I believe a major key to successful manned missions beyond the moon is the ability to lift lots of hardware. Strangely enough, the space shuttle -- or better, an updated version -- might be an answer. Suppose we had a slightly modified space shuttle, but designed it for unmanned use only. The space shuttle always was a truck, not a car. The two catastrophic failures that occured during the program would have been acceptable if no one was aboard.

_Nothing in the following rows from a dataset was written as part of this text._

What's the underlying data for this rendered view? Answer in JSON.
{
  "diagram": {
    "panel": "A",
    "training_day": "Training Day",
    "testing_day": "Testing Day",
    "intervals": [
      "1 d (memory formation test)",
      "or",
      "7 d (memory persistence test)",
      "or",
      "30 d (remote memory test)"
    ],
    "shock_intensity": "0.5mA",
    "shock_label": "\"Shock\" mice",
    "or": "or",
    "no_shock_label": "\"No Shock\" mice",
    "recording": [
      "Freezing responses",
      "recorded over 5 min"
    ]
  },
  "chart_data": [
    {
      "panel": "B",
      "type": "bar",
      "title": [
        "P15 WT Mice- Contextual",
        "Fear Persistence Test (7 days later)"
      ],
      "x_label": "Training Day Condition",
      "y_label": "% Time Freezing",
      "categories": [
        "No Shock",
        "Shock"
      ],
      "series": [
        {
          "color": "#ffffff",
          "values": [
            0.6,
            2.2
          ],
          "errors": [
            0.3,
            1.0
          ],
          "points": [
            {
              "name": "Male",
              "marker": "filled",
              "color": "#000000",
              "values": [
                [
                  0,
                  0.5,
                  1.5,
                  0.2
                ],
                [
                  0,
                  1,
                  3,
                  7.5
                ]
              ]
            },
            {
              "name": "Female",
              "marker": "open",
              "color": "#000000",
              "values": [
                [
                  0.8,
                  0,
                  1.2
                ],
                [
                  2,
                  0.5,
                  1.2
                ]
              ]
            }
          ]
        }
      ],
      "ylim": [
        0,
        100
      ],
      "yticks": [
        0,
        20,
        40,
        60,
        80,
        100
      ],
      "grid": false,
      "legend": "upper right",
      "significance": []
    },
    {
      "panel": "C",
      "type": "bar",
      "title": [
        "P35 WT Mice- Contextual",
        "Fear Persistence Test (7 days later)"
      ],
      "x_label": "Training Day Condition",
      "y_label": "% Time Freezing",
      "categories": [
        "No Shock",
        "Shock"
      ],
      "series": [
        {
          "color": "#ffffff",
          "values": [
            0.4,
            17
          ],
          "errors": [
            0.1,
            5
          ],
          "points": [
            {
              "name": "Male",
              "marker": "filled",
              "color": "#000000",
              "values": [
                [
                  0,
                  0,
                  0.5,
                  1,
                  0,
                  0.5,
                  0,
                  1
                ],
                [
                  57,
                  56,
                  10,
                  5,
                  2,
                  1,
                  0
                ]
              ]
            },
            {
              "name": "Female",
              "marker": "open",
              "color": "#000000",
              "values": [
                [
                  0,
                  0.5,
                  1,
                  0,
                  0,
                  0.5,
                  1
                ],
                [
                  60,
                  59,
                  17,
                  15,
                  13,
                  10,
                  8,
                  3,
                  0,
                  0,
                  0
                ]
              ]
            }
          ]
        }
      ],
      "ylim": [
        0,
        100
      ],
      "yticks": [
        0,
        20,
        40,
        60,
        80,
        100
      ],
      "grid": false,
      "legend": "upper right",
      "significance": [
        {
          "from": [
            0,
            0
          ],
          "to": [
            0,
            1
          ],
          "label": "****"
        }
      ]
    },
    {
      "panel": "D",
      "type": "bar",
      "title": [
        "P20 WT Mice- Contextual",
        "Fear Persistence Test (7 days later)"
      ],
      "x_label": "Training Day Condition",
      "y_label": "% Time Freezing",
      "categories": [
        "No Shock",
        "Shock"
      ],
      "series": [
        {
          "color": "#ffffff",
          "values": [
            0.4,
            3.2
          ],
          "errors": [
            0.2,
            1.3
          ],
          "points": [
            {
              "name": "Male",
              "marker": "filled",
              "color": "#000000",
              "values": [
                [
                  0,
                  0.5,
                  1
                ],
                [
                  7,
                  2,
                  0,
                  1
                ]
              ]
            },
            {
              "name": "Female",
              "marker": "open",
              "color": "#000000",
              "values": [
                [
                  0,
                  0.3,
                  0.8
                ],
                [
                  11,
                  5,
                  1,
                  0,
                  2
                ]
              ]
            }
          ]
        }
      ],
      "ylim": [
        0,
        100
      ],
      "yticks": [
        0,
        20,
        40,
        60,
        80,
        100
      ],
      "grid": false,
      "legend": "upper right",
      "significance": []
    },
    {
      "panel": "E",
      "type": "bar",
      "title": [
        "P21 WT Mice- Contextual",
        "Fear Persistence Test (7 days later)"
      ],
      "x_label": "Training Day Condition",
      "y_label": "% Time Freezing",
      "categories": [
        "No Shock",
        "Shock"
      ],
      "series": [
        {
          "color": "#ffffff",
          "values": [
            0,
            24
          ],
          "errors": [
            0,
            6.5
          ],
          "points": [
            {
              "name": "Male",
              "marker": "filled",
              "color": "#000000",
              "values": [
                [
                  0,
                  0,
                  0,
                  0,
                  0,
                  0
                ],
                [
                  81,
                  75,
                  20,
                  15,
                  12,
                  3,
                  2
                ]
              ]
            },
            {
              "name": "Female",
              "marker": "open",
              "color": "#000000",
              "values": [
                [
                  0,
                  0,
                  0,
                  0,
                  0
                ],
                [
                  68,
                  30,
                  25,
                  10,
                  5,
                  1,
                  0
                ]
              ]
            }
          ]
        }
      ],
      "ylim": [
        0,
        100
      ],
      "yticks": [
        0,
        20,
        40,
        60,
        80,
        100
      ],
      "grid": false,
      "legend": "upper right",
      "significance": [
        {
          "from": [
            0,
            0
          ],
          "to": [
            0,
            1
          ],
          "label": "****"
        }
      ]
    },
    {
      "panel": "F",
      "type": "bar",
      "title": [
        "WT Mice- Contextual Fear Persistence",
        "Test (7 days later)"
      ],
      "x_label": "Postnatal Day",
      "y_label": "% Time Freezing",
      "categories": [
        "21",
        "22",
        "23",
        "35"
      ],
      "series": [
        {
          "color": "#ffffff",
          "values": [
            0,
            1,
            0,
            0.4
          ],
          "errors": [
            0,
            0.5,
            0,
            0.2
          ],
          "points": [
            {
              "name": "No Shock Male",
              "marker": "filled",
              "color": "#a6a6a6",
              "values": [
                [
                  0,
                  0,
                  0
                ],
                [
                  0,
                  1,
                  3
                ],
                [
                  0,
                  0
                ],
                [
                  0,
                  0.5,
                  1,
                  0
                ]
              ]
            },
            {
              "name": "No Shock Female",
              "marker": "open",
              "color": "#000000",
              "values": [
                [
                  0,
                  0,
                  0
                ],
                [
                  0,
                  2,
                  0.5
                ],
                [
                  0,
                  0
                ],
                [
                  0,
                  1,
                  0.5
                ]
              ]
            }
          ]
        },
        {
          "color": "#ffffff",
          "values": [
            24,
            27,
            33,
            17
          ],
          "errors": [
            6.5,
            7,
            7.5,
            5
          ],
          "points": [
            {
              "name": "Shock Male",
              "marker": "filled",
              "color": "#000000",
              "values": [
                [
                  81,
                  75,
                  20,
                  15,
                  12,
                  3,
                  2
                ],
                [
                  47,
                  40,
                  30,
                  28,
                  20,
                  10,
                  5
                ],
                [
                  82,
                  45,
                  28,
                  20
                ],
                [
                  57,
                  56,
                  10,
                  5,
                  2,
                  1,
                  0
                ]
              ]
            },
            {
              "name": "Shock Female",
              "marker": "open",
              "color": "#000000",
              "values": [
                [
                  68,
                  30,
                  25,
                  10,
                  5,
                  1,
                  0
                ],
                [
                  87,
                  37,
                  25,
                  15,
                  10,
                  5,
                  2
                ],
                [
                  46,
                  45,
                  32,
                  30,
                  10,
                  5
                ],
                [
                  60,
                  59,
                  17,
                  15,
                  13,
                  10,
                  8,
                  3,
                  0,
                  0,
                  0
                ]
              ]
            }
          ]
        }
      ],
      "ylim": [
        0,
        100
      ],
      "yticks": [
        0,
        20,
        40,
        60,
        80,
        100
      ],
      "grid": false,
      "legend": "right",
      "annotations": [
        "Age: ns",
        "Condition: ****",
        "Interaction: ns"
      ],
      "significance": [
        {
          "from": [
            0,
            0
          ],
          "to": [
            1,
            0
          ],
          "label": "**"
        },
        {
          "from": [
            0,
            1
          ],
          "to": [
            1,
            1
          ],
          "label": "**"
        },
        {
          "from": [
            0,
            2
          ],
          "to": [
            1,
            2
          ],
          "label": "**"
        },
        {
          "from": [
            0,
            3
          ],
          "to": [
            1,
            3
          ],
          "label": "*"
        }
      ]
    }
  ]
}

Of course the original shuttle could probably not have been built to operate autonoumously, but I think it would be a piece of cake now.


Well, if you're only going to focus on sending non-living hardware up, I'd actually prefer the idea of a space-catapult... Some type of large gun or sling that can accelerate things to escape velocity (plus a little extra for air resistance) by just throwing them up from the surface.
...The advantage of that is that you don't have to lift any fuel*, which means less energy should be required.
It won't do for manned missions... humans could never survive that kind of acceleration... But for cargo that's designed for it, it might work.

*In a rocket, a lot of the fuel on board is just there to lift the other fuel... and then you need more fuel to lift that fuel... which is why space rockets with any significant capacity have to be so huge.
SonLight
Fuel is one of the most costly items to get out of Earth's gravity well. It is also something that could withstand the acceleration of a space catapult (with a little care, so that it doesn't get hammered too much in one spot and blow up).

One way to send interplanetary space probes would be to send them ready to fly to a moonbase, but without fuel. If you can either catapult fuel to the moon or mine and prepare the fuel on the moon, you can fly the rocket from there. This would require a very sophisticated base on the moon, conceivably it could be unmanned but sending men there would likely be better and quicker.

Eventually you could upgrade the base to allow final assembly and testing of other components on the moon. I think this would make long flights both easier and cheaper, provided you did a lot of them. It would also be an impressive display of technology that would attract a lot of public interest, and probably lead to moon tourism soon.